The worst part? It might be stable. If the users are also vibe-coders, "works on the happy path" is good enough. Nobody's demanding the deep correctness that requires actual understanding. The false value holds because the people consuming it can't tell the difference either.

It's not software collapsing. It's software that never fails spectacularly enough to reveal nobody's home.

As Flamehaven put it: "understanding stopped traveling with code."

Intent Doesn't Compress Well

I've been experimenting with this. After every coding session I ask agents to generate intent-based changelogs - not "what changed" but "why this approach, what was considered, what was rejected." For multi-session work, I write plans that carry context forward.

It helps. But I still have to manually point the agent back to those docs half the time. They exist; they're just not first-class yet.

AGENTS.md is a good start - it tells agents how to interact with a repo. ADRs capture architectural decisions. But neither captures the negative space: what a project deliberately chose not to become. The approach that was rejected. The scope boundary held against pressure. The tradeoff that made sense three years ago in a context nobody wrote down.

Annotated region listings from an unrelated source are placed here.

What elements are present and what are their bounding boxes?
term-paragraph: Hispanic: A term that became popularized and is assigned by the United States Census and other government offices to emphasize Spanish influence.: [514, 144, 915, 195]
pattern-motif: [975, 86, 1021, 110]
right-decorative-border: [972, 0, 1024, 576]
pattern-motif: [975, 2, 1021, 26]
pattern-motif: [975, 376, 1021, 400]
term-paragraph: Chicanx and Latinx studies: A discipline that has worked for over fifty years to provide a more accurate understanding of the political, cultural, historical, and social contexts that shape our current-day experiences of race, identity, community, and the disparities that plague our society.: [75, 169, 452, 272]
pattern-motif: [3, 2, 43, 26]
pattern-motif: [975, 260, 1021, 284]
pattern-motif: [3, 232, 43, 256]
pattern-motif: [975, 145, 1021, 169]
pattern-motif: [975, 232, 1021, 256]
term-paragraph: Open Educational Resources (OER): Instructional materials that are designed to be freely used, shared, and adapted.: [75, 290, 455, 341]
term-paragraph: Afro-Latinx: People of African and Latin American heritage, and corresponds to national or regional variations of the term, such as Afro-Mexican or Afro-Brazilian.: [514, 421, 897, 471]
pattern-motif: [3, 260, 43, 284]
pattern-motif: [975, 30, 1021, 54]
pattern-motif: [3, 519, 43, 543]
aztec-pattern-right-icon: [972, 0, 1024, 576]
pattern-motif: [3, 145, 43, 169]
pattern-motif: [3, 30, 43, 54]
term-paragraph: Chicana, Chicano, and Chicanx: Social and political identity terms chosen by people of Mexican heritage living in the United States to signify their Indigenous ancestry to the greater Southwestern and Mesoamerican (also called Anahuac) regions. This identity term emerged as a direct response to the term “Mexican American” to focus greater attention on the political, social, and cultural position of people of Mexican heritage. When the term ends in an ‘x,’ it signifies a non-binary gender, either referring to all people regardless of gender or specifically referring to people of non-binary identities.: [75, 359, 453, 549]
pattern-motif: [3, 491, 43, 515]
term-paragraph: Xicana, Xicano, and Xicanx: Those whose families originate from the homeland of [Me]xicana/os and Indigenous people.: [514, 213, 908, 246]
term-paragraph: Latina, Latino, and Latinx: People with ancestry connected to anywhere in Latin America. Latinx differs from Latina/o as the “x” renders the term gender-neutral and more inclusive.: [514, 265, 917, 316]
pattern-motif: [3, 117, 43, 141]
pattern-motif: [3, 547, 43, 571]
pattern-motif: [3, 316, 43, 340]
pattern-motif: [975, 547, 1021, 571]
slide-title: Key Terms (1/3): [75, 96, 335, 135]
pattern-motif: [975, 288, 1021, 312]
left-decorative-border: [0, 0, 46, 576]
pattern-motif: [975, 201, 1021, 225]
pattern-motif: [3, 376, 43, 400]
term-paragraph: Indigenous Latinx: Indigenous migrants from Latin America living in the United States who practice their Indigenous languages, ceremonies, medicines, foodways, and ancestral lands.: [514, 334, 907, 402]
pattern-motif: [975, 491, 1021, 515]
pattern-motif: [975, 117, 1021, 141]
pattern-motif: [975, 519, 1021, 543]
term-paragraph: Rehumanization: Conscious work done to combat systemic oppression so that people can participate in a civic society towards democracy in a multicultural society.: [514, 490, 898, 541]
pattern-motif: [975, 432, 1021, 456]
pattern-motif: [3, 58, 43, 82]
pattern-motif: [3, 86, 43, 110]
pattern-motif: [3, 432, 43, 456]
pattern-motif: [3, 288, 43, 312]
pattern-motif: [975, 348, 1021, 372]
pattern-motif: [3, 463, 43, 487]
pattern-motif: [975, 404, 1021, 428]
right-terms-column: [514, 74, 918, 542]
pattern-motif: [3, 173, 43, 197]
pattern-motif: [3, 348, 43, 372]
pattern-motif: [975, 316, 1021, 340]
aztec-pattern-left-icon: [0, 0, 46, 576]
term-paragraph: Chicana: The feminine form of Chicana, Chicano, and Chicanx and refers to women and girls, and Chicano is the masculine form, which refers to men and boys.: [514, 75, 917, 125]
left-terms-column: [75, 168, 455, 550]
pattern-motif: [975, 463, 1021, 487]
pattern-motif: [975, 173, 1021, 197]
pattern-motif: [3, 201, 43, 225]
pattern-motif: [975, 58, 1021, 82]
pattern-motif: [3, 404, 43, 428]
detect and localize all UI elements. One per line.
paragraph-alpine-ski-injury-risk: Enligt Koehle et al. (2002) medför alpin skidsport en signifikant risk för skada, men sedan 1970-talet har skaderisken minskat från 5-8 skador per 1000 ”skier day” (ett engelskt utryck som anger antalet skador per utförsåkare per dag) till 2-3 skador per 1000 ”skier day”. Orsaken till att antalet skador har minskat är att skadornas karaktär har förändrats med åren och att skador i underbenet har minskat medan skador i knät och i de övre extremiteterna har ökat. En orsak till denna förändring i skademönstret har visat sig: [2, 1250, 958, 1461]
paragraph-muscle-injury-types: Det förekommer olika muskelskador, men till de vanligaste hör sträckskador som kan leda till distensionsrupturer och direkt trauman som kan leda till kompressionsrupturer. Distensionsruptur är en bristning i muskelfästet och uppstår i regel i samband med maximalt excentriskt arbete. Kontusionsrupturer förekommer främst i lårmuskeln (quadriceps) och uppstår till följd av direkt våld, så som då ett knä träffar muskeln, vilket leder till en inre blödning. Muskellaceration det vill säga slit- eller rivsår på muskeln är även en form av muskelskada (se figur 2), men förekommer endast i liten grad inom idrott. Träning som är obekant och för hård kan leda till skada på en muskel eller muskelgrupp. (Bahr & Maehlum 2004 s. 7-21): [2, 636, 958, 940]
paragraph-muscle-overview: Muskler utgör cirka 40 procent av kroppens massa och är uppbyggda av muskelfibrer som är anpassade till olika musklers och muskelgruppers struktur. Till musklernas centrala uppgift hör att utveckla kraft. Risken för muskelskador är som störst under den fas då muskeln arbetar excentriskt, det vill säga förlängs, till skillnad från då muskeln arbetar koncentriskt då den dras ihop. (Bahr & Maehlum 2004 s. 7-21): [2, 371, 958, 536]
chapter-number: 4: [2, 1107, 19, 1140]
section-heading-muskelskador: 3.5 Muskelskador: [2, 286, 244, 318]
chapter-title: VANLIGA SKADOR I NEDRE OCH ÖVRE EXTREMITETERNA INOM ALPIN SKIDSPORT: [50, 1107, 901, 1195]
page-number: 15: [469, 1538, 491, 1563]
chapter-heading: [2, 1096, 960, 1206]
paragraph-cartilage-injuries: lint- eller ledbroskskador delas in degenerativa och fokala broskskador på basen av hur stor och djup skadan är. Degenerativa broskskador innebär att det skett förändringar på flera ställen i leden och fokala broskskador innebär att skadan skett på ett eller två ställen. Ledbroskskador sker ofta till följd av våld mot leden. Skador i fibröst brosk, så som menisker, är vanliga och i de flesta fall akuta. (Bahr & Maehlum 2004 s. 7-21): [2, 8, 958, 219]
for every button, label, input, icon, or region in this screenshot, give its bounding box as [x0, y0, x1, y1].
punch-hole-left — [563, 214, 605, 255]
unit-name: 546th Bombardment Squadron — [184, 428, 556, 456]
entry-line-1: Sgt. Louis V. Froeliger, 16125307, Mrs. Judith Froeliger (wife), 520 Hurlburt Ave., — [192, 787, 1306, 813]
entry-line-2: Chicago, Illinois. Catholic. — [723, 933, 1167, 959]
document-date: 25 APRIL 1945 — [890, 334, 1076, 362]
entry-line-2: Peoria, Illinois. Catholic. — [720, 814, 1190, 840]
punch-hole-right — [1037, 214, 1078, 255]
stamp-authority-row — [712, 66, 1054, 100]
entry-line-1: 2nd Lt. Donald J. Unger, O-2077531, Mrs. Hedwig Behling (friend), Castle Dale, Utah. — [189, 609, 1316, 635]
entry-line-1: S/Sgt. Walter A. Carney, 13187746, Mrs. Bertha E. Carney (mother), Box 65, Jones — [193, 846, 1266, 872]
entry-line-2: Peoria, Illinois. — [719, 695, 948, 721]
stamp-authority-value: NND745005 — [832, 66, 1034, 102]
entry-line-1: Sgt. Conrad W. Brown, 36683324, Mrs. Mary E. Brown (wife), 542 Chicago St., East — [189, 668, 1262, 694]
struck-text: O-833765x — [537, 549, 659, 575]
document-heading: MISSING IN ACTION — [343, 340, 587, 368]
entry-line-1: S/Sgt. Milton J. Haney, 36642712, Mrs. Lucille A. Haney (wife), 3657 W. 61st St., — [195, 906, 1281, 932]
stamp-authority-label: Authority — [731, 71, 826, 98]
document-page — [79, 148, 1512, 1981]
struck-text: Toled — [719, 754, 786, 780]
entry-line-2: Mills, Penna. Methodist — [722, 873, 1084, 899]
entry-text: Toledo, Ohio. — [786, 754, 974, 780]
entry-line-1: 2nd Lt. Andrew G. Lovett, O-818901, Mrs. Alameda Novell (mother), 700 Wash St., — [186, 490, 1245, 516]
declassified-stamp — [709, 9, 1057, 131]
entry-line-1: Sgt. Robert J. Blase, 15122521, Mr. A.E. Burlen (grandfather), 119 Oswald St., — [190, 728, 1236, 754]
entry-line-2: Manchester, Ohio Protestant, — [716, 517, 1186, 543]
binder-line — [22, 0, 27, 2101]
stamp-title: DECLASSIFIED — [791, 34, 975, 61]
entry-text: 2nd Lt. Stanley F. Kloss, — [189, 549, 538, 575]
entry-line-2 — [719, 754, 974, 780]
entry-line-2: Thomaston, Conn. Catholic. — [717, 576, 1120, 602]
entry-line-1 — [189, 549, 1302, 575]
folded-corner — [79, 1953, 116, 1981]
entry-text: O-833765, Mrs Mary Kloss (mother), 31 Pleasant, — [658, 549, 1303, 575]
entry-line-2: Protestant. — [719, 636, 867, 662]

That knowledge lives in maintainers' heads. When those maintainers leave - or were never there - debugging becomes archaeology.

The Pipeline Problem

You'd think the big tech companies would maintain standards. They have the money, the reputation, the products that can't break.

Partly true. The floor is liability, not craft. AWS has had genuinely terrible documentation for over a decade. Still prints money. Switching cost is the moat. Quality only needs to clear the bar of "doesn't cause an expensive failure."

The deeper problem: these same companies sell tools that produce vibe-coded output while running infrastructure that absolutely cannot be vibe-coded - kernels, distributed systems, security primitives. Internally they still need people who understand. But externally they're eroding the pipeline that produces those people. The junior dev who would've learned by grinding through PRs is now prompting their way through.

Where do the systems engineers come from in ten years?


I don't think open source is broken. The knowledge-plus-agent model, when the human directing the agent actually understands what they're doing, might produce more good contributions than the old way ever could.

But we're watching two things happen at once: the best contributors getting dramatically more capable, and the floor for "contribution" dropping to basically zero. What that equilibrium looks like is still unclear.

The Potemkin codebases don't exist at scale yet.